Потом, когда он уехал на фронт, его внешний облик у меня стал ассоциироваться с обликом Александра Матросова, фотографии которого появились в печати: знакомое лицо рабочего парня, сверстника, грамотного больше по жизни, чем по книгам, самозабвенно верящего в коммунистическое будущее, не допускавшего в мыслях ни крохотной возможности того, что Советская страна может оказаться побежденной фашистами. И то, что фашисты оказались на нашей земле, было для него не только противоестественно, но и несовместимо с сознанием собственной жизни, жизни товарищей, всей страны. Отечественная война стала для него не только всенародной, но и глубоко личной.
Впереди — города пустые,
Нераспаханные поля.
Тяжко знать, что моя Россия —
От того леска — не моя…
До Отечественной, борясь с собственнической психологией, мы ко всему приставляли не «мое», а «наше». Теперь, по законам диалектики, высшее чувство коллективизма проявилось в богатковском частнособственничестве: «Моя Россия». Отсюда все — горечь, гнев, порыв — «только бы прозвучал короткий, долгожданный приказ: «Вперед!»

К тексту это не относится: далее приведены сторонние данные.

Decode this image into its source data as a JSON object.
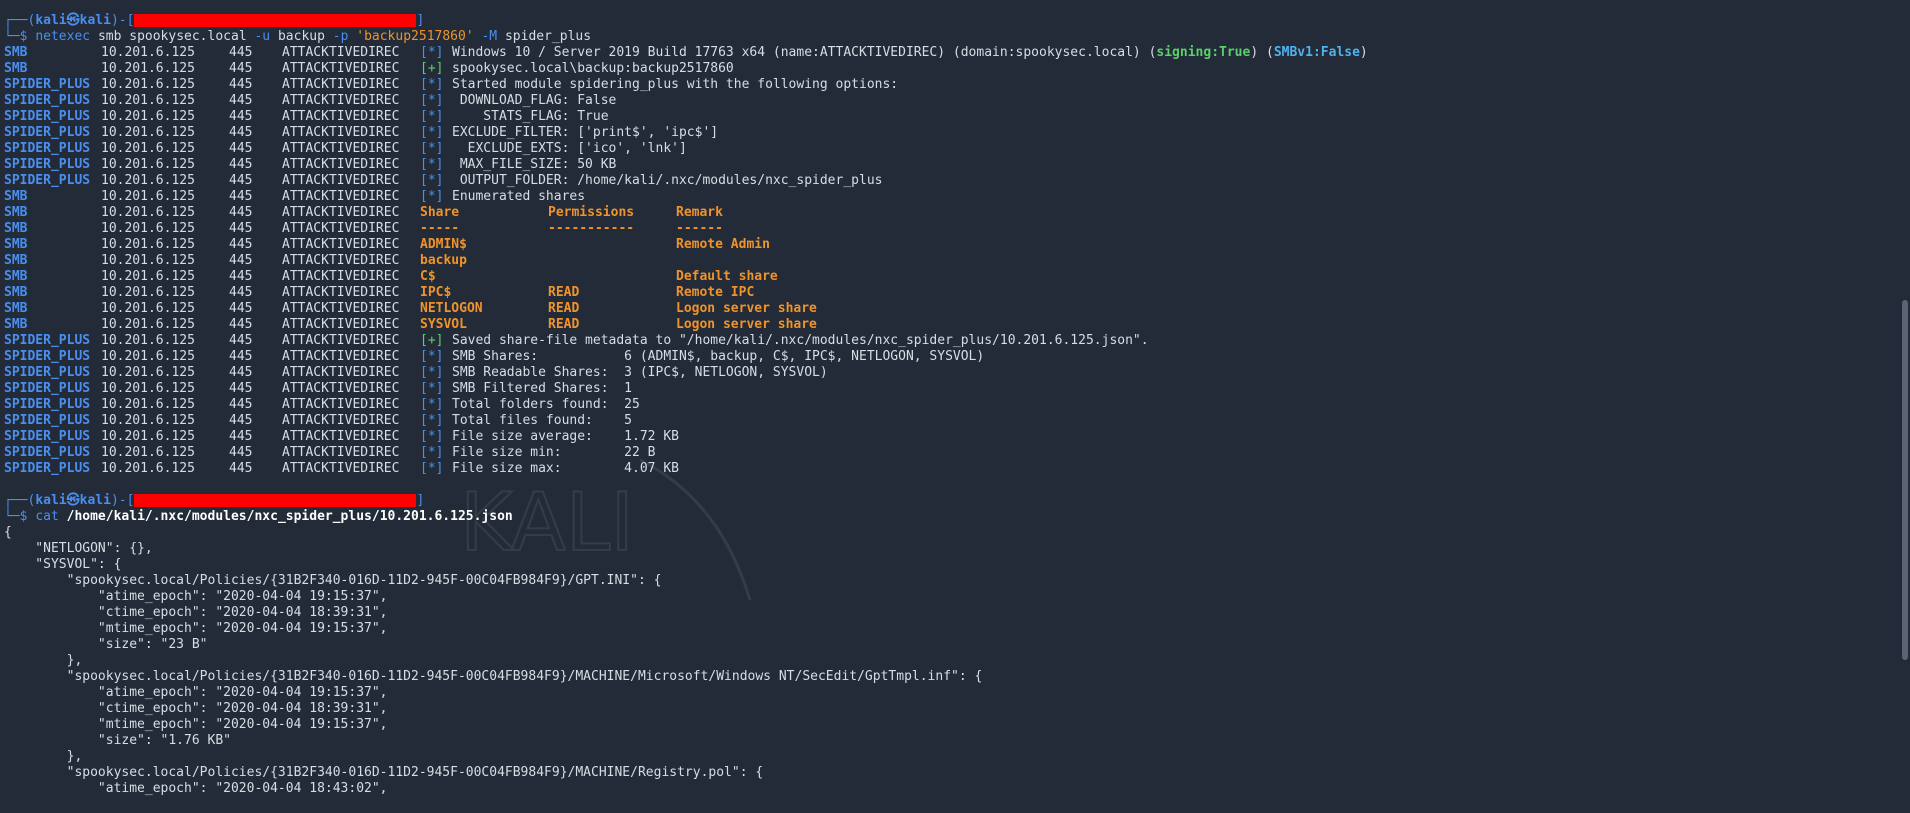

По тем личным впечатлениям, которые я вынес из короткого пребывания Богаткова в Новосибирске, и по немногим его стихам у меня сложился образ удивительно цельного молодого человека, я бы сказал, типичного для предвоенных и военных лет. Не случайно его внешний облик у меня ассоциировался с Александром Матросовым. Наверно, и душевно они были братьями-близнецами. Оба погибли в одном всепоглощающем порыве «Вперед!». Мне кажется, в поэме Александра Смердова «Пушкинские горы», посвященной памяти Бориса Богаткова и Георгия Суворова, это душевное состояние в момент атаки передано сильно и точно:
Сейчас — минута дорога —
Она пришла, настала…
…В глаза багровая пурга
Озлобленно хлестала.
Вперед, вперед — стихи поют,
Над глухотой, над болью.
«Есть упоение в бою» —
Не это ль? Не оно ли?..
Ни в его человеческом поведении, ни в его поэтическом проявлении себя не было ничего случайного. Его короткий, но яркий жизненный путь опровергает утверждение некоторых «теоретиков», отказывающих героическим проявлениям личности в элементе сознательности.

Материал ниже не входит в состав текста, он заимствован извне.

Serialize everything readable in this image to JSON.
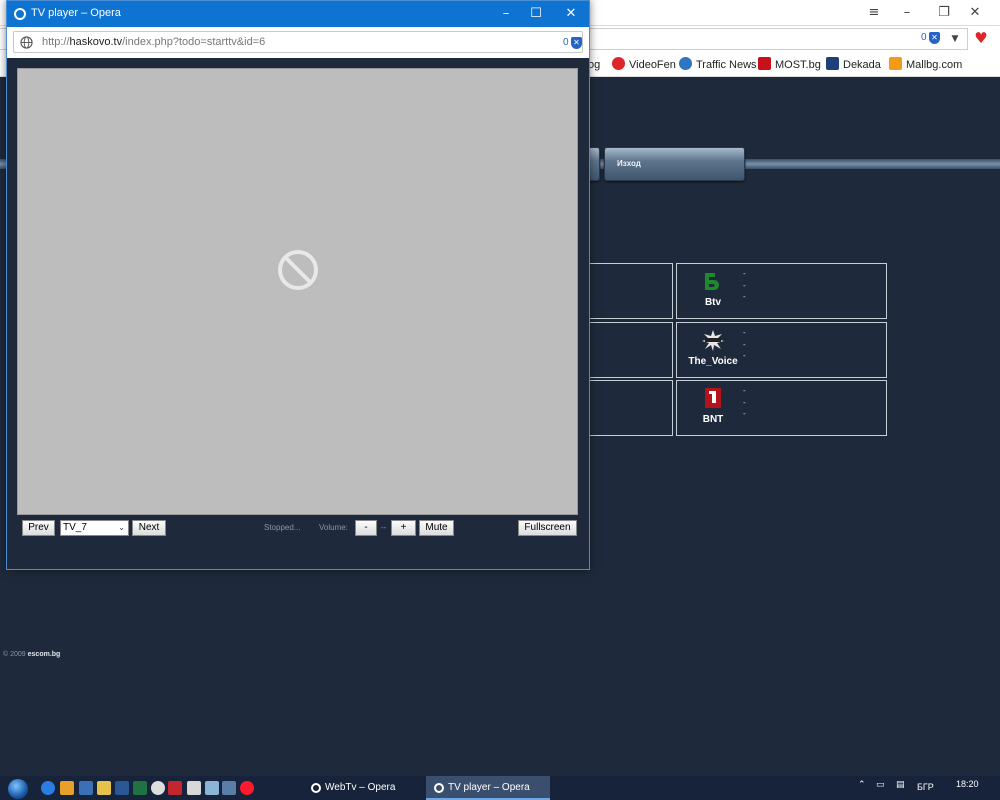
{
  "background_window": {
    "bookmarks": [
      {
        "label": "og",
        "color": "#ffffff"
      },
      {
        "label": "VideoFen",
        "color": "#e0252a"
      },
      {
        "label": "Traffic News",
        "color": "#2e76c2"
      },
      {
        "label": "MOST.bg",
        "color": "#c8101c"
      },
      {
        "label": "Dekada",
        "color": "#1d3f7a"
      },
      {
        "label": "Mallbg.com",
        "color": "#f29a1b"
      }
    ],
    "badge_count": "0",
    "page": {
      "nav_exit": "Изход",
      "channels": [
        {
          "name": "Btv",
          "lines": [
            "-",
            "-",
            "-"
          ],
          "logo": "btv-logo",
          "color": "#1f8a2b"
        },
        {
          "name": "The_Voice",
          "lines": [
            "-",
            "-",
            "-"
          ],
          "logo": "the-voice-logo",
          "color": "#ffffff"
        },
        {
          "name": "BNT",
          "lines": [
            "-",
            "-",
            "-"
          ],
          "logo": "bnt-logo",
          "color": "#b3141b"
        }
      ],
      "footer_copyright": "© 2009",
      "footer_brand": "escom.bg"
    }
  },
  "popup": {
    "title": "TV player – Opera",
    "url_prefix": "http://",
    "url_host": "haskovo.tv",
    "url_path": "/index.php?todo=starttv&id=6",
    "badge_count": "0",
    "player": {
      "state_icon": "blocked-plugin-icon",
      "prev_label": "Prev",
      "channel_selected": "TV_7",
      "next_label": "Next",
      "status": "Stopped...",
      "volume_label": "Volume:",
      "vol_down": "-",
      "vol_level": "--",
      "vol_up": "+",
      "mute_label": "Mute",
      "fullscreen_label": "Fullscreen"
    }
  },
  "taskbar": {
    "tasks": [
      {
        "label": "WebTv – Opera",
        "active": false
      },
      {
        "label": "TV player – Opera",
        "active": true
      }
    ],
    "language": "БГР",
    "time": "18:20"
  }
}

Для Богаткова отважная боевая жизнь была программной еще до армии. Среди его немногих вещей есть стихотворение «Сквозь ливень», написанное в 1940 году, в котором говорится, что лучше смело шагать сквозь грозу, чем, переждав ее, плестись потом за другими. Судя по стихам, он все время выверял себя не только в морально-нравственном плане, но и в своей социальной принадлежности. Он пишет о своей ранней зависти к отцу, принадлежавшему к железной когорте коммунистов-революционеров, о готовности с оружием в руках защищать его завоевания («Совершеннолетие», написанное, видимо, тоже до войны).

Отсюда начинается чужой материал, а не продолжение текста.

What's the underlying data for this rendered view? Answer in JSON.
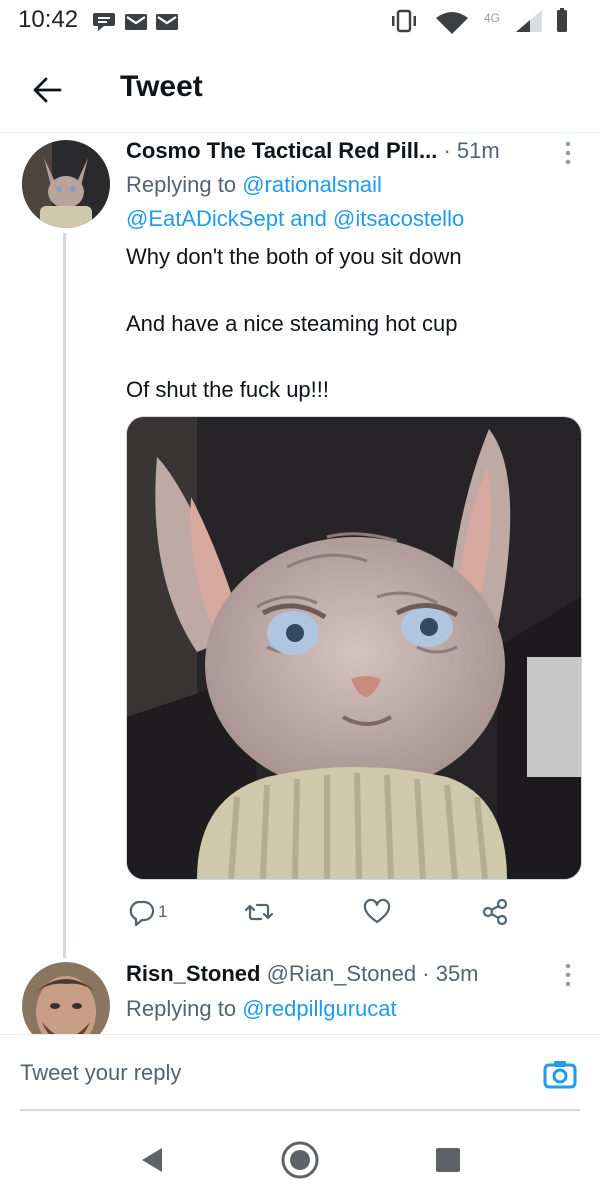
{
  "status_bar": {
    "time": "10:42",
    "network": "4G",
    "left_icons": [
      "chat-icon",
      "mail-icon",
      "mail-icon"
    ],
    "right_icons": [
      "vibrate-icon",
      "wifi-icon",
      "signal-icon",
      "battery-icon"
    ]
  },
  "header": {
    "title": "Tweet",
    "back_icon": "arrow-left-icon"
  },
  "tweets": [
    {
      "display_name": "Cosmo The Tactical Red Pill...",
      "time_ago": "· 51m",
      "replying_prefix": "Replying to",
      "mention_1": "@rationalsnail",
      "mention_2": "@EatADickSept",
      "and_word": "and",
      "mention_3": "@itsacostello",
      "text_line_1": "Why don't the both of you sit down",
      "text_line_2": "And have a nice steaming hot cup",
      "text_line_3": "Of shut the fuck up!!!",
      "reply_count": "1",
      "actions": [
        "reply-icon",
        "retweet-icon",
        "like-icon",
        "share-icon"
      ]
    },
    {
      "display_name": "Risn_Stoned",
      "handle": "@Rian_Stoned",
      "time_ago": "· 35m",
      "replying_prefix": "Replying to",
      "mention_1": "@redpillgurucat"
    }
  ],
  "compose": {
    "placeholder": "Tweet your reply",
    "camera_icon": "camera-icon"
  },
  "nav_bar": [
    "back-triangle-icon",
    "home-circle-icon",
    "recents-square-icon"
  ],
  "colors": {
    "accent": "#1d9bf0",
    "text_primary": "#0f1419",
    "text_secondary": "#536471",
    "divider": "#e6ecf0"
  }
}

Передо мной лежит тоненький сборник стихов «Родина», изданный в Новосибирске в 1944 году. Он открывается стихами Бориса Богаткова, а закрывается моими. Нас представили читателю в алфавитном порядке, но если бы этот порядок был иным, все равно сборник следовало бы открыть стихами Богаткова. Так программно они звучали тогда, так звучат и сегодня:
Молодость за все родное биться
Повела ребят в огонь и дым,
И спешу я присоединиться
К возмужавшим сверстникам своим!
Когда я думаю о Богаткове, я всегда вспоминаю и других талантливых ребят, погибших на взлете и не успевших развиться в ту полную силу, какая была им дадена природой и жизнью. Для меня память о них — не только воздание почести, но и факт творческий. Однажды войдя в мою жизнь, они никогда не выходили из нее. В трудные минуты — житейские ли, творческие ли — они как бы призывались мною для работы. Одна мысль, что, будь в живых, эти ребята такое бы выдали! — придавала мне силы, находчивости. Без этой внутренней ответственности перед их памятью, как перед памятью многих поэтов и не поэтов, во мне было бы меньше творческих сил, меньше стойкости в своих убеждениях. Больше того, я думаю и о том, что, будь они живы, они бы имели возможность развить свои поэтические идеи, отстаивать их, завоевывать и воспитывать своего читателя. Значит, живущим сегодня поэтам надо помнить, с какими верованиями и чаяниями они ушли от нас, понять эти верования через их слово, оставленное нам. По возможности взять на себя хоть часть не сделанной ими работы в поэзии. В этом и заключается главный долг нашей памяти.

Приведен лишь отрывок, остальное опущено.